TVRINews, Jakarta
Jaksa Penuntut Umum Komisi Pemberantasan Korupsi (KPK) menyimpulkan bahwa Sekretaris Jenderal PDI Perjuangan, Hasto Kristiyanto, memiliki niat untuk menyembunyikan keberadaan Harun Masiku dari penyidik KPK.
Hal tersebut disampaikan oleh jaksa Takdir Suhan saat membacakan surat tuntutan dalam sidang perkara dugaan suap dan perintangan penyidikan di Pengadilan Tindak Pidana Korupsi (Tipikor) Jakarta Pusat, Kamis, 3 Juli 2025.
“Terdakwa telah memiliki niat agar keberadaannya dan keberadaan Harun Masiku tidak diketahui oleh petugas KPK serta mencegah agar penyidikan yang akan dilakukan terhadap Harun Masiku tidak terjadi,” kata jaksa Takdir.

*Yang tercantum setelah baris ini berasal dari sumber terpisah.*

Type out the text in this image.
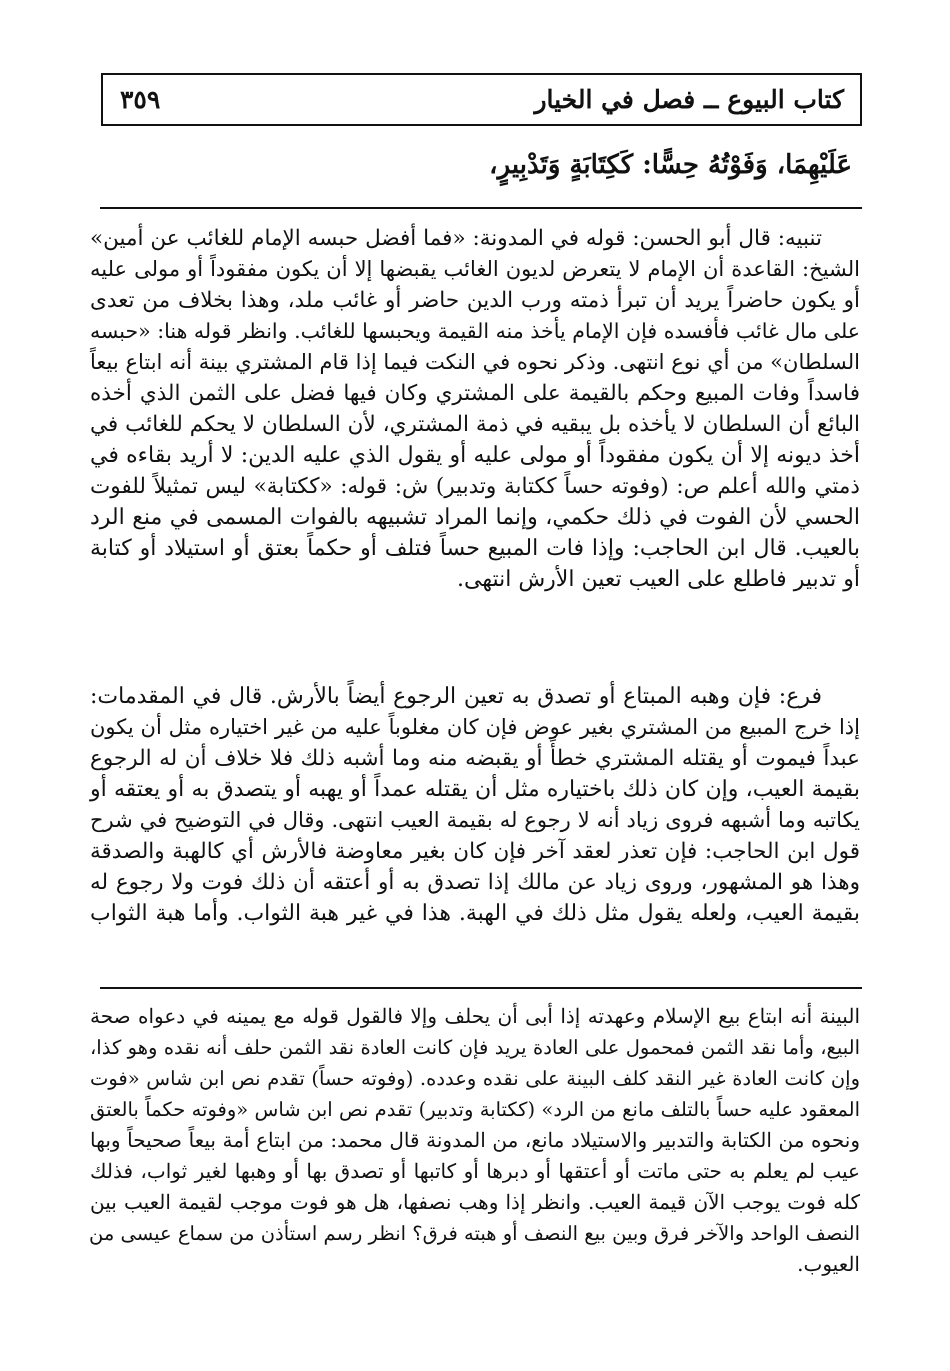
كتاب البيوع ــ فصل في الخيار
٣٥٩
عَلَيْهِمَا، وَفَوْتُهُ حِسًّا: كَكِتَابَةٍ وَتَدْبِيرٍ،
تنبيه: قال أبو الحسن: قوله في المدونة: «فما أفضل حبسه الإمام للغائب عن أمين»
الشيخ: القاعدة أن الإمام لا يتعرض لديون الغائب يقبضها إلا أن يكون مفقوداً أو مولى عليه
أو يكون حاضراً يريد أن تبرأ ذمته ورب الدين حاضر أو غائب ملد، وهذا بخلاف من تعدى
على مال غائب فأفسده فإن الإمام يأخذ منه القيمة ويحبسها للغائب. وانظر قوله هنا: «حبسه
السلطان» من أي نوع انتهى. وذكر نحوه في النكت فيما إذا قام المشتري بينة أنه ابتاع بيعاً
فاسداً وفات المبيع وحكم بالقيمة على المشتري وكان فيها فضل على الثمن الذي أخذه
البائع أن السلطان لا يأخذه بل يبقيه في ذمة المشتري، لأن السلطان لا يحكم للغائب في
أخذ ديونه إلا أن يكون مفقوداً أو مولى عليه أو يقول الذي عليه الدين: لا أريد بقاءه في
ذمتي والله أعلم ص: (وفوته حساً ككتابة وتدبير) ش: قوله: «ككتابة» ليس تمثيلاً للفوت
الحسي لأن الفوت في ذلك حكمي، وإنما المراد تشبيهه بالفوات المسمى في منع الرد
بالعيب. قال ابن الحاجب: وإذا فات المبيع حساً فتلف أو حكماً بعتق أو استيلاد أو كتابة
أو تدبير فاطلع على العيب تعين الأرش انتهى.
فرع: فإن وهبه المبتاع أو تصدق به تعين الرجوع أيضاً بالأرش. قال في المقدمات:
إذا خرج المبيع من المشتري بغير عوض فإن كان مغلوباً عليه من غير اختياره مثل أن يكون
عبداً فيموت أو يقتله المشتري خطأً أو يقبضه منه وما أشبه ذلك فلا خلاف أن له الرجوع
بقيمة العيب، وإن كان ذلك باختياره مثل أن يقتله عمداً أو يهبه أو يتصدق به أو يعتقه أو
يكاتبه وما أشبهه فروى زياد أنه لا رجوع له بقيمة العيب انتهى. وقال في التوضيح في شرح
قول ابن الحاجب: فإن تعذر لعقد آخر فإن كان بغير معاوضة فالأرش أي كالهبة والصدقة
وهذا هو المشهور، وروى زياد عن مالك إذا تصدق به أو أعتقه أن ذلك فوت ولا رجوع له
بقيمة العيب، ولعله يقول مثل ذلك في الهبة. هذا في غير هبة الثواب. وأما هبة الثواب
البينة أنه ابتاع بيع الإسلام وعهدته إذا أبى أن يحلف وإلا فالقول قوله مع يمينه في دعواه صحة
البيع، وأما نقد الثمن فمحمول على العادة يريد فإن كانت العادة نقد الثمن حلف أنه نقده وهو كذا،
وإن كانت العادة غير النقد كلف البينة على نقده وعدده. (وفوته حساً) تقدم نص ابن شاس «فوت
المعقود عليه حساً بالتلف مانع من الرد» (ككتابة وتدبير) تقدم نص ابن شاس «وفوته حكماً بالعتق
ونحوه من الكتابة والتدبير والاستيلاد مانع، من المدونة قال محمد: من ابتاع أمة بيعاً صحيحاً وبها
عيب لم يعلم به حتى ماتت أو أعتقها أو دبرها أو كاتبها أو تصدق بها أو وهبها لغير ثواب، فذلك
كله فوت يوجب الآن قيمة العيب. وانظر إذا وهب نصفها، هل هو فوت موجب لقيمة العيب بين
النصف الواحد والآخر فرق وبين بيع النصف أو هبته فرق؟ انظر رسم استأذن من سماع عيسى من
العيوب.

Menurut jaksa, kesimpulan tersebut berdasarkan pada dua rangkaian peristiwa utama: saat KPK menggelar operasi tangkap tangan (OTT) pada 8 Januari 2020, dan saat Hasto hendak diperiksa sebagai saksi pada 10 Juni 2024.

Jaksa menyebut bahwa Hasto mengetahui Harun tengah diburu penyidik sekitar pukul 17.58 WIB saat berada di kawasan Palmerah, Jakarta Barat, bersama staf pribadinya, Kusnadi. Saat itu, Hasto diduga mematikan telepon genggamnya dengan nomor 08111929889.
Tidak lama setelahnya, Hasto diduga memerintahkan petugas keamanan di Rumah Aspirasi untuk menghubungi Harun Masiku dan meminta agar telepon seluler Harun ditenggelamkan dalam air.
“Ini dilakukan agar tidak dapat dideteksi,” ujar jaksa Takdir.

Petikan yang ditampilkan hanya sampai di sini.